MBJ: Which invention disclosures look most promising?
DD: That is a very difficult question to answer because on some days they all look good and other days maybe not. Besides the mobile medical gas stand, there are some with real potential. At least I think so. One that is especially promising has to do with using saliva as a diagnostic tool. It may be possible to one day monitor the effectiveness of a treatment for breast cancer by simply taking a sample of saliva. This could also be developed not only as a way to monitor treatment and or cancer recurrence but could also be used as a diagnostic indicator as well. I can imagine this as screening device for cancer as well.
MBJ: What’s on the horizon?
DD: You really never know until someone walks into the office with a record of invention or gives you a call and tells you about their idea and how they developed it. I think there may be a few more medical devices out there, some novel anticancer drugs as well as some novel drugs that affect the muscles located in blood vessels.
MBJ: What are your plans to grow research at the medical center?
DD: Most people in a particular scientific field like to have the opportunity to work with others in their field, to have a chance to collaborate and share resources and ideas. I think we have a very good nucleus of investigators and scientists in several fields. What we need is modern space to attract these new people who want to work with the folks we already have in place.

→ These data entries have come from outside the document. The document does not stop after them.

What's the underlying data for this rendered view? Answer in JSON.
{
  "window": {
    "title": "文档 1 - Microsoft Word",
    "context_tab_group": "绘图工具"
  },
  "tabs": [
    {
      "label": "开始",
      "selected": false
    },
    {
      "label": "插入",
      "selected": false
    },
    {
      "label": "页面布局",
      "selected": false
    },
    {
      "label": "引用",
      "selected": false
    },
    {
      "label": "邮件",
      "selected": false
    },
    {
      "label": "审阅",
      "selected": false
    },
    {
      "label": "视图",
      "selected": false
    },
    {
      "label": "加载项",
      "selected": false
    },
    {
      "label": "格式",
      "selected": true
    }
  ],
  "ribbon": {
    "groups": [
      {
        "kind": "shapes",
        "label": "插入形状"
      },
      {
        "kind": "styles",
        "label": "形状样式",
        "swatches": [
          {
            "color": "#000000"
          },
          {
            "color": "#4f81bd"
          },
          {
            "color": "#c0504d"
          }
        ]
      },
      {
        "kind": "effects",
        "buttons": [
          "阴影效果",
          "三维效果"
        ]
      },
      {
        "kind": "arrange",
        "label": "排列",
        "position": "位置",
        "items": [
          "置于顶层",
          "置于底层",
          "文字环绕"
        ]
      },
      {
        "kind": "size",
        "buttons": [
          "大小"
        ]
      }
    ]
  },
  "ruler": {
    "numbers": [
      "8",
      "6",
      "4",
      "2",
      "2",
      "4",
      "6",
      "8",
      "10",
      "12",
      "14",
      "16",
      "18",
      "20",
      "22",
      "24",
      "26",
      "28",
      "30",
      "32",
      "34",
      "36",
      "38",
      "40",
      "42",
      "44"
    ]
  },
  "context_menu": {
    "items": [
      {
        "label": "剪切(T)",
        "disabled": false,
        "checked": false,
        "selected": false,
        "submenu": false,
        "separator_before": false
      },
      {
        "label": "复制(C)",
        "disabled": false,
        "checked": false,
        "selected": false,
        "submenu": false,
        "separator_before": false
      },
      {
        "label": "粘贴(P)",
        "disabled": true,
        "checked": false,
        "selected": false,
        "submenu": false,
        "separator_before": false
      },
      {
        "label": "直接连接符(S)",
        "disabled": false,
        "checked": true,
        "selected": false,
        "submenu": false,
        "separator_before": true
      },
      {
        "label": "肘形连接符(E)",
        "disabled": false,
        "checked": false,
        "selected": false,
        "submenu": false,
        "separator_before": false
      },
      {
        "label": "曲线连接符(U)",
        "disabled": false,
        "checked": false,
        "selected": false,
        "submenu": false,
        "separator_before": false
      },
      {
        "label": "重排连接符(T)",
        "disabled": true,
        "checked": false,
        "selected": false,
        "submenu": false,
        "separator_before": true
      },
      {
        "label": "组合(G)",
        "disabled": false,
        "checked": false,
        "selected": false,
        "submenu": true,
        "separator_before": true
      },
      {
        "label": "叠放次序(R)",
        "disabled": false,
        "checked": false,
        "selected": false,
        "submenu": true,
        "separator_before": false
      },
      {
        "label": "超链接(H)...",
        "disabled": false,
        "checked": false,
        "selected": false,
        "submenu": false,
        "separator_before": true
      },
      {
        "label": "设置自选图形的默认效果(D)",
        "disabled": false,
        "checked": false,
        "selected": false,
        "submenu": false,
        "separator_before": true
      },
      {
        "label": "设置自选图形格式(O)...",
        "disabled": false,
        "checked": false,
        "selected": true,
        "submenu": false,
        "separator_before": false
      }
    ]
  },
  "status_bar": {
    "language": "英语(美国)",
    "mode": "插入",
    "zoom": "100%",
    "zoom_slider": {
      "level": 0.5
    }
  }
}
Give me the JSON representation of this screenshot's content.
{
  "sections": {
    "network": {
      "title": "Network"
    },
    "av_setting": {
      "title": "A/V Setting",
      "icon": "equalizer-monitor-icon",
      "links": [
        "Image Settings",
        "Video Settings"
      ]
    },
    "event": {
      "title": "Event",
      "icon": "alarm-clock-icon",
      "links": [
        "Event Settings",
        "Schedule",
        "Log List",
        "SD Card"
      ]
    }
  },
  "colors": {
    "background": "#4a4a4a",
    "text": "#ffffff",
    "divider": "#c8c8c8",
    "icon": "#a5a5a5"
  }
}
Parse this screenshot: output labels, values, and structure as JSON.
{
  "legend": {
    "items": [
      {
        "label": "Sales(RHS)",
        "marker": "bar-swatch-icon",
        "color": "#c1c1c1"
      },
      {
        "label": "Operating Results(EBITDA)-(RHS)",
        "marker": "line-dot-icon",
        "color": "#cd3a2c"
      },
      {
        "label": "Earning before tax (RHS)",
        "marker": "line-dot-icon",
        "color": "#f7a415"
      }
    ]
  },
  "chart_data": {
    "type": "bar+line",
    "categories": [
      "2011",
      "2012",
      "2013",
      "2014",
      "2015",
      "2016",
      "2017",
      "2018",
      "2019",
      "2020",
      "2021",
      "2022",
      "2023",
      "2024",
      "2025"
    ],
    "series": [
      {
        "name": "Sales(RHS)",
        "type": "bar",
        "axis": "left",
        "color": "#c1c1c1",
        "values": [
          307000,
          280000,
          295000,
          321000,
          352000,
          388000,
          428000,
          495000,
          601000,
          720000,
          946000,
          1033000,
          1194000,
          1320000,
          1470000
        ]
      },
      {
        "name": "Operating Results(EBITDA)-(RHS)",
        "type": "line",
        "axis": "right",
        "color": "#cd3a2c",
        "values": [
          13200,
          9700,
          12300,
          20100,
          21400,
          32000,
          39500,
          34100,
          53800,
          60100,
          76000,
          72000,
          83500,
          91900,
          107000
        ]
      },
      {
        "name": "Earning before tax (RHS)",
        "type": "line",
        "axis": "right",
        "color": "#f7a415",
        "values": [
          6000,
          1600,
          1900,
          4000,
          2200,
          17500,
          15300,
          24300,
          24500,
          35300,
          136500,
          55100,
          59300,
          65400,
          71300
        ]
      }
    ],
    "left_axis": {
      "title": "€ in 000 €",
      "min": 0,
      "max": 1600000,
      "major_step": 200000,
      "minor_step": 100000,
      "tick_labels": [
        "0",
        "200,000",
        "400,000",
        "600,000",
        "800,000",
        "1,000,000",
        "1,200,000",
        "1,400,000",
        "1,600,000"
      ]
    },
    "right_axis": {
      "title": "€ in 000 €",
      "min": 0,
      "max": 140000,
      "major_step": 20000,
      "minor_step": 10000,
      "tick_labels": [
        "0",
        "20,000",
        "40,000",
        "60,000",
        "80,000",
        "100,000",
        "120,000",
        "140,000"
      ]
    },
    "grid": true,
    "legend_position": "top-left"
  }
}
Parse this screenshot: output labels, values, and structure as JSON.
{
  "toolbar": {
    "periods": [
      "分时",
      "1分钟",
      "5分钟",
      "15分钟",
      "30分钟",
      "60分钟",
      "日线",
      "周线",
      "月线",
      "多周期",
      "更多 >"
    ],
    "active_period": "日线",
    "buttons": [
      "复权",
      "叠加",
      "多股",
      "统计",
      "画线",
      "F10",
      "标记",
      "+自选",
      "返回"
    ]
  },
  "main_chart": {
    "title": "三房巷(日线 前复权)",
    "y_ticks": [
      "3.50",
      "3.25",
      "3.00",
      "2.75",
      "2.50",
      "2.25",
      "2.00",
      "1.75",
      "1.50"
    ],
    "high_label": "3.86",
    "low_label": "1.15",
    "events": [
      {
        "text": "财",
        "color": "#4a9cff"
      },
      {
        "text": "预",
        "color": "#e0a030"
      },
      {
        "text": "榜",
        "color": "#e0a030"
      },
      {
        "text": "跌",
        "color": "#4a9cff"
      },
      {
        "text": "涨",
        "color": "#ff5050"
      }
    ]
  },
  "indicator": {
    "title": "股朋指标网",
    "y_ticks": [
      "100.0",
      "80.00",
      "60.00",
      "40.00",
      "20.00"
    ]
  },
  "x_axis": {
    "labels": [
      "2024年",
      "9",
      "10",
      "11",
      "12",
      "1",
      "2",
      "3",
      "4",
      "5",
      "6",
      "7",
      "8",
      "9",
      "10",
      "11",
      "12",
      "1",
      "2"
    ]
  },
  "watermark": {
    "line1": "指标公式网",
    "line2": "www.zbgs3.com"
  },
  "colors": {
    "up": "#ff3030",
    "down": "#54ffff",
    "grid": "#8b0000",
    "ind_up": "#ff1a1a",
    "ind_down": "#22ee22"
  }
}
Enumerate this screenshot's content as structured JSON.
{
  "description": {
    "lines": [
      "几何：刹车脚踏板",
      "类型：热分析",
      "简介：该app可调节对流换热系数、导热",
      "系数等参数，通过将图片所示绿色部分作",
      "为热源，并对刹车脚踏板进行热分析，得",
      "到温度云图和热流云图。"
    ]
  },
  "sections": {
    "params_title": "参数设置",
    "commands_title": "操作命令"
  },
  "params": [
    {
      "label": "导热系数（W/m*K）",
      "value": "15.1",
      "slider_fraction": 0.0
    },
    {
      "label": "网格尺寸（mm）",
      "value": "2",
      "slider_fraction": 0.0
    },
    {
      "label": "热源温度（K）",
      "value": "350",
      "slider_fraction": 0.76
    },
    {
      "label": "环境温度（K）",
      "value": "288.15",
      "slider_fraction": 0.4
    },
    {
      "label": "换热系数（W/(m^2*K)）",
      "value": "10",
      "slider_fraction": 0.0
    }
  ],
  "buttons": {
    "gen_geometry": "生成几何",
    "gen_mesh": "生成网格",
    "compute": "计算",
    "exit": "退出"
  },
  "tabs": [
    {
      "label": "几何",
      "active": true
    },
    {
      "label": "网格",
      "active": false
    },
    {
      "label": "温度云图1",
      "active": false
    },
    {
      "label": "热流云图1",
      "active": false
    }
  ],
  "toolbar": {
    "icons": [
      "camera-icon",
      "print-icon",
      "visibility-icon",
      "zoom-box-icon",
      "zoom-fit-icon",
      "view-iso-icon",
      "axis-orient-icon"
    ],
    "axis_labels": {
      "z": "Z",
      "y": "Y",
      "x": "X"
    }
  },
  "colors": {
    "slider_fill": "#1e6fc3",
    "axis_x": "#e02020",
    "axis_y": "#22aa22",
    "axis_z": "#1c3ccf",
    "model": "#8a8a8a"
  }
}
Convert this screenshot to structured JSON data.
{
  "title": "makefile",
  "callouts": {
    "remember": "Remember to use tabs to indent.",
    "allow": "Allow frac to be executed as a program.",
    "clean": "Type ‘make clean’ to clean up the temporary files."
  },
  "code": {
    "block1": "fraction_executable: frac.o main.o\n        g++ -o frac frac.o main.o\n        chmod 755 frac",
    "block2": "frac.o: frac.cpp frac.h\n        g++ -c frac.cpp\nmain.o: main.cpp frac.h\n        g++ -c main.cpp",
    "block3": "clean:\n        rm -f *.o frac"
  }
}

We are going to break ground on a new research building this spring. This is going to be a great recruiting tool for us to attract these scientists. As they come to work with our people, they will bring additional funding and their own laboratory personnel. As this continues, you create a critical mass of investigators, more talent, more ideas, more inventions, more technology to transfer, a greater chance to create economic development. This is where we are heading.
MBJ: What needs to happen for commercialization of some of these promising services and products to be embraced nationwide?
DD: I think the most important thing is exposure. Once a device or a concept gets out there and it has a distinct advantage, other people will see the advantage and want to use it. We will need a couple of successes before people from around the country begin to look at us, by that I mean the whole state of Mississippi as a place for technology development and commercialization. Maybe in 10 to 15 years, we will be the new San Diego, Austin or Boston.